Competentieprofiel gedrag specialist

1 Een GS die interpersoonlijk competent is in de omgang met een kind met opvallend gedrag:

- bouwt contact met het kind op, accepteert de persoon van het kind (niet het probleemgedrag), creëert betrokkenheid met behoud van distantie;

- gaat uit van ontwikkelingskansen en groeimogelijkheden van het kind (niet van problemen);

- versterkt het kind in zijn of haar zelfbeeld, vertrouwen en welbevinden.

- Doet een beroep op de medeverantwoordelijkheid van leerlingen en betrekt de leerlingen daarom bij het opstellen van het groepsplan en de individuele handelingsplannen;

- De GS dient in staat te zijn collega’s op coachende wijze te ondersteunen bij het ontwikkelen van deze competentie

2 Een GS die orthopedagogisch competent is:

- praat met het kind over zijn gedrag en de consequenties die dat heeft voor zichzelf, voor andere kinderen, en voor de leraar. Het gedrag wordt concreet benoemd, zodat het kind het herkent en ervaart;

- maakt afspraken met het kind over regels, verwachtingen, rollen en volgt de uitvoering ervan consequent. Hij stimuleert dat het kind komt tot zelfsturing.

- beloont gewenst gedrag consequent en negeert ongewenst gedrag, corrigeert het of maakt het bespreekbaar.

- De GS dient in staat te zijn collega’s op coachende wijze te ondersteunen bij het ontwikkelen van deze competentie.

3 Een inhoudelijke en didactische competente GS in de omgang met een kind met een gedragsprobleem:

- zorgt ervoor dat het onderwijs uitdagend is en aansluit bij de behoeften en mogelijkheden van de leerling en werkt daarmee aan het voorkomen of verminderen van leer- en gedragsproblemen;

- brengt het gedrag van het kind in kaart, bepaalt welke ontwikkelingskansen er zijn en volgt verdere ontwikkeling;

- kiest veranderingsdoelen, formuleert deze concreet en brengt deze stapje voor stapje in de praktijk.

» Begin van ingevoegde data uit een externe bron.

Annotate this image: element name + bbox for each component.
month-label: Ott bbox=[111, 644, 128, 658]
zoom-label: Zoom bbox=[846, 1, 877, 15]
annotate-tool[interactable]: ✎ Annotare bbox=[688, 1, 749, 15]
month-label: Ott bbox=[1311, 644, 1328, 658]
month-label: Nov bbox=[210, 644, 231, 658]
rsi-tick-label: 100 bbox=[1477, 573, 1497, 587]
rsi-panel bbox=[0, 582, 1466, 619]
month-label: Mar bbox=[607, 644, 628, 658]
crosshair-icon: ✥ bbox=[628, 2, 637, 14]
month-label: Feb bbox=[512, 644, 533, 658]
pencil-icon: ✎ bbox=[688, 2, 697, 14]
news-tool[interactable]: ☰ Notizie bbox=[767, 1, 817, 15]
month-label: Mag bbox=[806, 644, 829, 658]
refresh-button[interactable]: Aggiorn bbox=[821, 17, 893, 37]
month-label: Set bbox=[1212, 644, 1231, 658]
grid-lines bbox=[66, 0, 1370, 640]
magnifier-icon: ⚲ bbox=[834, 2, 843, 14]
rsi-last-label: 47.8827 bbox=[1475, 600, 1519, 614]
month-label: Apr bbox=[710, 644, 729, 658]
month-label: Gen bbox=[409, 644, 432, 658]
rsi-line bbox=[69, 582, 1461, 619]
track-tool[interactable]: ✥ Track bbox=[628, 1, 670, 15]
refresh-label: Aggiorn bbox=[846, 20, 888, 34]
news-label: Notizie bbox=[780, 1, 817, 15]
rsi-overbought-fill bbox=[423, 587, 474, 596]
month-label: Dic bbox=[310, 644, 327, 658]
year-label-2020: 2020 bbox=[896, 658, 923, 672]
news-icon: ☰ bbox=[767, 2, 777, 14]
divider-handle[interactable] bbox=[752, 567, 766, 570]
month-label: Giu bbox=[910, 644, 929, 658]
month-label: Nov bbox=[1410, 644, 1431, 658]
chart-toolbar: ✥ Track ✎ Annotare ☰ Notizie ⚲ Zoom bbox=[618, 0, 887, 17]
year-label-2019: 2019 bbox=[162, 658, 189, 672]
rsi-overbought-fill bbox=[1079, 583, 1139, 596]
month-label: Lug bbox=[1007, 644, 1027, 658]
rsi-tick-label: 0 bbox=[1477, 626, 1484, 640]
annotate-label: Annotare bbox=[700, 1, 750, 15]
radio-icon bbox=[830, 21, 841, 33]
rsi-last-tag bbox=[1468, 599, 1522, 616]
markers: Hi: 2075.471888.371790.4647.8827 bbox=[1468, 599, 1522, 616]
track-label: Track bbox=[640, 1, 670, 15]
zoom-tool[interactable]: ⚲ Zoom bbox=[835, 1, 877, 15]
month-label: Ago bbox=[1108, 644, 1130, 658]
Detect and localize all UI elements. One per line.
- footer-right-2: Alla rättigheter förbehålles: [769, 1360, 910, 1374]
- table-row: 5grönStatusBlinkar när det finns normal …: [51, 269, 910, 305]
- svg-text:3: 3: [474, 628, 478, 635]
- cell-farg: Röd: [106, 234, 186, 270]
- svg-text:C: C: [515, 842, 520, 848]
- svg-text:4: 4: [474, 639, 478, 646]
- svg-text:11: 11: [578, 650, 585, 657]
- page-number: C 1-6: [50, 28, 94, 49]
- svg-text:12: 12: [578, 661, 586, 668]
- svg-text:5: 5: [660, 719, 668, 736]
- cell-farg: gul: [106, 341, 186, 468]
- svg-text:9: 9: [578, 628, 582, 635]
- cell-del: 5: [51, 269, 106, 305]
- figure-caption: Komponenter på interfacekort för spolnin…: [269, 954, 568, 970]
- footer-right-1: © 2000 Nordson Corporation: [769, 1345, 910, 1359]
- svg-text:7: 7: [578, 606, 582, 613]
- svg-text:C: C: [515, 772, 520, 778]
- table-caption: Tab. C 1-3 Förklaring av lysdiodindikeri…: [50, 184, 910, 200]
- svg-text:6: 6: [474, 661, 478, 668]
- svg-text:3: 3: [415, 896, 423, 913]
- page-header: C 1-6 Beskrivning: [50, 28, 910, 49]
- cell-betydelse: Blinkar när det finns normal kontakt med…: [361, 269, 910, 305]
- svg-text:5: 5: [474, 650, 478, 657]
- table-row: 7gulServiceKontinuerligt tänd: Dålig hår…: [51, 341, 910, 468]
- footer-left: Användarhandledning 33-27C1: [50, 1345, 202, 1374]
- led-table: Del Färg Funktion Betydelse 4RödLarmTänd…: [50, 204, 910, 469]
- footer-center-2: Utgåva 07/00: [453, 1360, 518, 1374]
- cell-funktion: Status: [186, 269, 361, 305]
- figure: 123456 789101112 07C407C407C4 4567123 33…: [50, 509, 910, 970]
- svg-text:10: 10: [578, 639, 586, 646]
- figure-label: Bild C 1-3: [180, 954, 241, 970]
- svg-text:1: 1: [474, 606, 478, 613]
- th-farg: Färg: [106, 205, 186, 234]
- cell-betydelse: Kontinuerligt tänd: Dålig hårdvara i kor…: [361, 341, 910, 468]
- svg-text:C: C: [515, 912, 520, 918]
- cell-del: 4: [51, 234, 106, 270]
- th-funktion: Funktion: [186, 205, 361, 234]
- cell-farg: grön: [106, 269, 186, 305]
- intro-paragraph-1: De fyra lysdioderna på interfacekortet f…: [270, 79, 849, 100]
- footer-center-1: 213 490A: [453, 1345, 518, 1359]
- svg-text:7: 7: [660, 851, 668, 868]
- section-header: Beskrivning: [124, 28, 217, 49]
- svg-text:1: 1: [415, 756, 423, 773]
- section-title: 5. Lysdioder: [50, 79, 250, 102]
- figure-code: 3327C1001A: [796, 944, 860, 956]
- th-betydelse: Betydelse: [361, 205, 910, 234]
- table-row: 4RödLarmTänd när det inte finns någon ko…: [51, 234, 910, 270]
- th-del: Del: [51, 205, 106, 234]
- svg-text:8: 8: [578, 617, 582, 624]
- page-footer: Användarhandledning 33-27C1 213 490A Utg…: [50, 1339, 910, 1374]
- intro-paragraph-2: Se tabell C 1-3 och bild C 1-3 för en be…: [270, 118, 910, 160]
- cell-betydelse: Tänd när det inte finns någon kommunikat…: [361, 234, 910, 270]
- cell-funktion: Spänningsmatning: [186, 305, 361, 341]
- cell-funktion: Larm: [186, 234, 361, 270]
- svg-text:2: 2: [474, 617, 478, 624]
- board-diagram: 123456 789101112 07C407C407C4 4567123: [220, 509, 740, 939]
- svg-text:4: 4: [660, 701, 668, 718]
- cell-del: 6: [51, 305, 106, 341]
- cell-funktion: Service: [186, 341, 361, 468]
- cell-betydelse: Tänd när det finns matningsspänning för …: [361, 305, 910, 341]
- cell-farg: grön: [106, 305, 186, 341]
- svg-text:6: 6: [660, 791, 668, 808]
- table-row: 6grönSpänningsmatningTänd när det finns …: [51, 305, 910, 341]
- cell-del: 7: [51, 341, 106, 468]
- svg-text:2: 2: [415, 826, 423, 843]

- Heeft kennis van sociale vaardigheden en sociaal-cognitieve vaardigheden en verzorgt eventueel lessen sociale vaardigheden in de klas of in de kleine groep

- De leerkracht met speciale taken op het gebied van gedrag moet een leerlijn op seo kennen, aanpassen of opzetten naar de specifieke ondersteuningsbehoeften van de leerlingen

- De GS dient in staat te zijn collega’s op coachende wijze te ondersteunen bij het ontwikkelen van deze competentie.

4 Een GS die organisatorisch competent is in de omgang met kinderen met een gedragsprobleem:

- observeert het gedrag van kinderen;

- richt het onderwijs zo in dat er tijd is voor extra aandacht van het gedrag van het kind;

- arrangeert de fysieke omgeving, de sociale omgeving en de leeromgeving zodanig dat het kind structuur en veiligheid geboden wordt met behoud van haalbare ontwikkelingskansen.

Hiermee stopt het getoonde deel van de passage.